Chirchir directed Epra to enquire from the Central Bank of Kenya (CBK) on the shilling to dollar exchange rate to be used, saying oil dealers were quoting an average rate that was higher, denying consumers a further reduction in fuel prices.

Sh157 to the dollar

“For the month obtained, if we employed Sh157 to the dollar but CBK tells us that the rate should be Sh154, then we shall claw in the next announcement on 14th. Why is one bank opening the spread at Sh160 to the dollar when the market should be at Sh153?” Chirchir asked.

But oil executives have remained tight-lipped on the matter, saying Epra can only use the actual prices at which they buy the dollar to cushion them against forex losses.

“We are aware of the communication by the CS over the dollar issue. But Epra can only use the actual prices quoted by the banks that purchase dollars from the market, otherwise relying on the CBK rate would throw us into losses,” said an executive who requested anonymity.

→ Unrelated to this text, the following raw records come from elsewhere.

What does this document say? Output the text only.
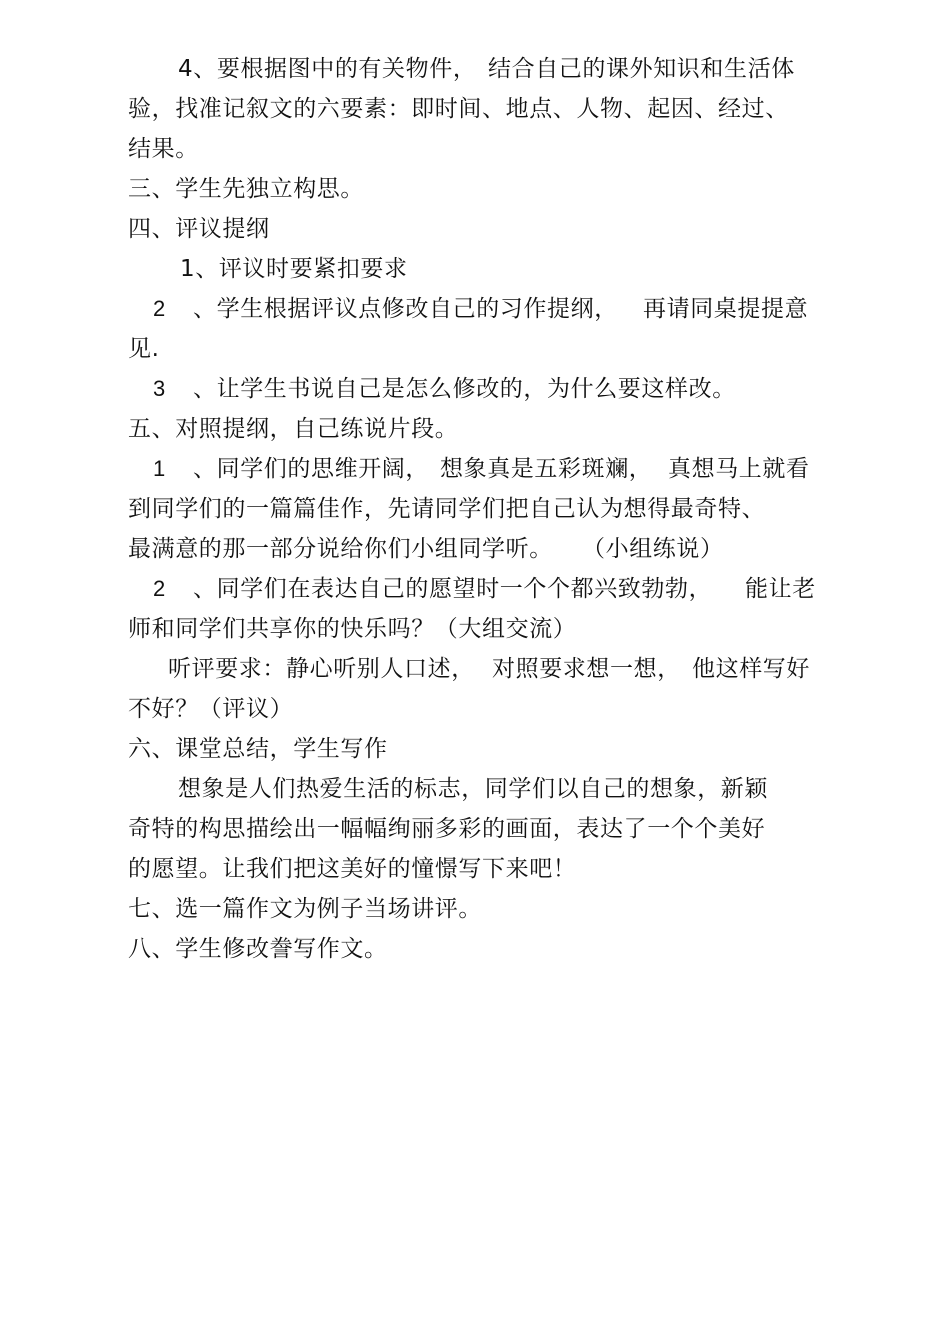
4、要根据图中的有关物件， 结合自己的课外知识和生活体
验，找准记叙文的六要素：即时间、地点、人物、起因、经过、
结果。
三、学生先独立构思。
四、评议提纲
1、评议时要紧扣要求
2 、学生根据评议点修改自己的习作提纲， 再请同桌提提意
见.
3 、让学生书说自己是怎么修改的，为什么要这样改。
五、对照提纲，自己练说片段。
1 、同学们的思维开阔， 想象真是五彩斑斓， 真想马上就看
到同学们的一篇篇佳作，先请同学们把自己认为想得最奇特、
最满意的那一部分说给你们小组同学听。 （小组练说）
2 、同学们在表达自己的愿望时一个个都兴致勃勃， 能让老
师和同学们共享你的快乐吗？（大组交流）
听评要求：静心听别人口述， 对照要求想一想， 他这样写好
不好？（评议）
六、课堂总结，学生写作
想象是人们热爱生活的标志，同学们以自己的想象，新颖
奇特的构思描绘出一幅幅绚丽多彩的画面，表达了一个个美好
的愿望。让我们把这美好的憧憬写下来吧！
七、选一篇作文为例子当场讲评。
八、学生修改誊写作文。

The exchange rate is a critical factor in determining prices and a sharp depreciation of the shilling has the potential to wipe out the gains expected from the fall in global crude oil prices.

However, it remains to be seen whether Epra will extend the fuel stabilisation scheme, which has partly helped to reduce local pump prices. In the current pricing scheme, the regulator has used super-consumers to cross-subsidise diesel and kerosene users.

Fuel price cross-subsidisation refers to setting higher prices for one variant, such as super, in order to lower the prices of diesel and kerosene.

A further drop in pump prices effective midnight will see prices fall below the Sh200 mark for the first time since September last year.

Fuel prices in Kenya crossed the Sh200 mark for the first time in the monthly cycle that ended on October 14 last year when a litre of super jumped to Sh211.64, diesel to Sh200.99 and kerosene to Sh202.61 per litre in Nairobi.

In other regions, fuel prices are highest depending on how far a place is from the port of Mombasa. This is due to transport costs, which Epra takes into account when setting prices.

For example, the most expensive fuel in the current price list is in Mandera County, where a litre of super costs Sh226.36, while diesel costs Sh215.47 and a litre of kerosene costs Sh213.06.

The expected fall in fuel prices will boost the government's efforts to curb inflation. Inflation – the measure of the cost of living – fell to 6.6 per cent last month from 6.8 per cent in November.

Kenya's economy is driven by diesel, highlighting why a fall in the cost of the commodity is expected to have a significant impact on inflation.

Energy and transport costs have a significant weighting in the basket of goods and services used to measure inflation in the country.

Manufacturers of goods, farmers, service providers and electricity generating firms all factor in the cost of diesel when setting prices for goods and services.